Martin used the device, which is a pint-sized ultrasound machine that plugs into an iPhone, to scan his neck after feeling some odd pressure in his throat. It didn’t take long before he saw some disturbing shapes materialize on the iPhone’s display. White Martin doesn’t specialize in cancer diagnosis or identification, he knew enough to realize that the strange mass was bad news. It turned out to be squamous cell cancer.
The machine Martin used for his own self-inspection is called the Butterfly IQ. Developed and built by a company called Butterfly Network, the device is about the size of an electric razor, and plugs into the iPhone’s lightning port. At $1,999, the gadget is a small fraction of the price of even the most modest ultrasound hardware at use in clinics around the world.
The company, which has been developing, prototyping, and perfecting the ultra-compact ultrasound scanner for eight years now, managed to get around one of the big problems with ultrasound technology in order to make its device as cheap and small as possible. Instead of using vibrating crystals to generate the sound waves that create the image on the screen, the Butterfly IQ uses a semiconductor chip with thousands of tiny etchings that emit the waves.

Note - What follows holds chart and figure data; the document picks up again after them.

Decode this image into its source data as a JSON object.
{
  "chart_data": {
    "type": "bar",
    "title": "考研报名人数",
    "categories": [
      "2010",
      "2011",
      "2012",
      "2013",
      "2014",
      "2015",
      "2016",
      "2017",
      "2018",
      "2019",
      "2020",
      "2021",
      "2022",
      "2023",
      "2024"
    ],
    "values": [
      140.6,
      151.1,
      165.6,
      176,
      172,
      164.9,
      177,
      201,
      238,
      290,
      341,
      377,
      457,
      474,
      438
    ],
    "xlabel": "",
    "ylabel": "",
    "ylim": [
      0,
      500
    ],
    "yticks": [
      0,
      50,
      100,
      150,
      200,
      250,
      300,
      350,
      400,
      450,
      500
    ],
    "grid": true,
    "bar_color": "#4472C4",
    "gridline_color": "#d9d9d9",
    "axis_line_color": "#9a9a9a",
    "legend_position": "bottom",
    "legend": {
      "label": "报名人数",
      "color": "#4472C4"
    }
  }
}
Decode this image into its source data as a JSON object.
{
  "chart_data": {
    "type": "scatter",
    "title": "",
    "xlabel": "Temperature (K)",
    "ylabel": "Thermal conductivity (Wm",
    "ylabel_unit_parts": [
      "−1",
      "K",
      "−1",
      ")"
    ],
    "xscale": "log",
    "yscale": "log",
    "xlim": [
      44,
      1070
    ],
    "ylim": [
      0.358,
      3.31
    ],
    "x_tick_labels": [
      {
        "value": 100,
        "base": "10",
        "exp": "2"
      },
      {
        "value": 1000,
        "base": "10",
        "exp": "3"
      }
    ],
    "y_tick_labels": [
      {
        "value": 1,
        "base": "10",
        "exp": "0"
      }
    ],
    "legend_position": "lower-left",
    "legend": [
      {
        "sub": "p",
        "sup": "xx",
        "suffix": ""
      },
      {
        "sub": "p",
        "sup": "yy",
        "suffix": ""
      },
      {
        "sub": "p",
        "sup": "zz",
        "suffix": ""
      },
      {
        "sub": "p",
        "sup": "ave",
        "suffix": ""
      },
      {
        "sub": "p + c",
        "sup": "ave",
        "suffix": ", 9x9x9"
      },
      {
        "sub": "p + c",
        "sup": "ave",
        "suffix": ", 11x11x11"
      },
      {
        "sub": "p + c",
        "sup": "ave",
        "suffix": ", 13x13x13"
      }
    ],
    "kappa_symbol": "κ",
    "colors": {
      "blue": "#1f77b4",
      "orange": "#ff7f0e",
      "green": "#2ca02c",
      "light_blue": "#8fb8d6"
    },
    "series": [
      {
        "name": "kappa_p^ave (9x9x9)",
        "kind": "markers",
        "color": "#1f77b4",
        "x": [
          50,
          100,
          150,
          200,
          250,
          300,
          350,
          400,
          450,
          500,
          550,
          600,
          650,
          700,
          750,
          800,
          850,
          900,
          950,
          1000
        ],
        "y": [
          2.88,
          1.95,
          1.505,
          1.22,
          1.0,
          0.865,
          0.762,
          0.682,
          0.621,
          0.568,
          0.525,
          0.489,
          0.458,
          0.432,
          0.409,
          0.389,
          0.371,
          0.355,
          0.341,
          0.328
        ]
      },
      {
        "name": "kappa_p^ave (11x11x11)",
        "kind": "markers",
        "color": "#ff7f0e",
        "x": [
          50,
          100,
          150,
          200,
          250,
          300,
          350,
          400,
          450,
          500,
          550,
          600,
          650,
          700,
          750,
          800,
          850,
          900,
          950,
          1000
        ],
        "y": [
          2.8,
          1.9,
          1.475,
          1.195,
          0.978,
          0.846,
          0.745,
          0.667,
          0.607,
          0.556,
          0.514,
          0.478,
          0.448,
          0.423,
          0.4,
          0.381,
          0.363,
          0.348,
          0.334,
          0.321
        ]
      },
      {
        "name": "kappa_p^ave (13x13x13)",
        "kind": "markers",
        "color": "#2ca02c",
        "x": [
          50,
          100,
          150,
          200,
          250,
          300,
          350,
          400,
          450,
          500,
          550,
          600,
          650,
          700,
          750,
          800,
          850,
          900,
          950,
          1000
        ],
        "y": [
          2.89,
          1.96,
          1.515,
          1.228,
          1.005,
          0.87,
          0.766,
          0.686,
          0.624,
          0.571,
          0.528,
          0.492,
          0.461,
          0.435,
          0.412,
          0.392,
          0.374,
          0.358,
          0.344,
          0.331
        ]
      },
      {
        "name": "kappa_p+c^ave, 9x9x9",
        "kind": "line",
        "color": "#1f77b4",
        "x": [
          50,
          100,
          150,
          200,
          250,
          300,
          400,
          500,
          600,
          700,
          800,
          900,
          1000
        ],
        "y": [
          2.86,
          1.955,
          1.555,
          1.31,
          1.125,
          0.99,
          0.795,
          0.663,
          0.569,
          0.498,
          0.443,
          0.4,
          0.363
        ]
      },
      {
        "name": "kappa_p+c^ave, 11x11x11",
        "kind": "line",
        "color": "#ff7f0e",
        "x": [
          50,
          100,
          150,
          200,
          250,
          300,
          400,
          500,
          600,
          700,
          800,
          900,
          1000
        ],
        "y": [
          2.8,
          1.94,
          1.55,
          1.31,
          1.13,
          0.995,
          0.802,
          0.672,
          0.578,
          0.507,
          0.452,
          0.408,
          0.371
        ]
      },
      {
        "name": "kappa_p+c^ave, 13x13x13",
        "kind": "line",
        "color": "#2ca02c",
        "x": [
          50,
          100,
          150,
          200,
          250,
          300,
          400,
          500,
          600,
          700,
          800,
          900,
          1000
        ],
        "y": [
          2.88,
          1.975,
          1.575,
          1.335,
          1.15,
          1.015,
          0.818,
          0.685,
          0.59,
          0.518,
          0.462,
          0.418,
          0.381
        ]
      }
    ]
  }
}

This new technology could be a huge deal for developing countries where the cost of an iPhone-compatible ultrasound device would be far more manageable than a full-scale machine costing $100,000 or more. At the same time, the low cost could even push the technology out of the doctor’s office and into the home, where individuals could use the hardware to get some peace of mind or even spot something that needs further attention. Of course, the latter would require you to actually know what you’re looking at, which is still a hurdle that needs to be overcome.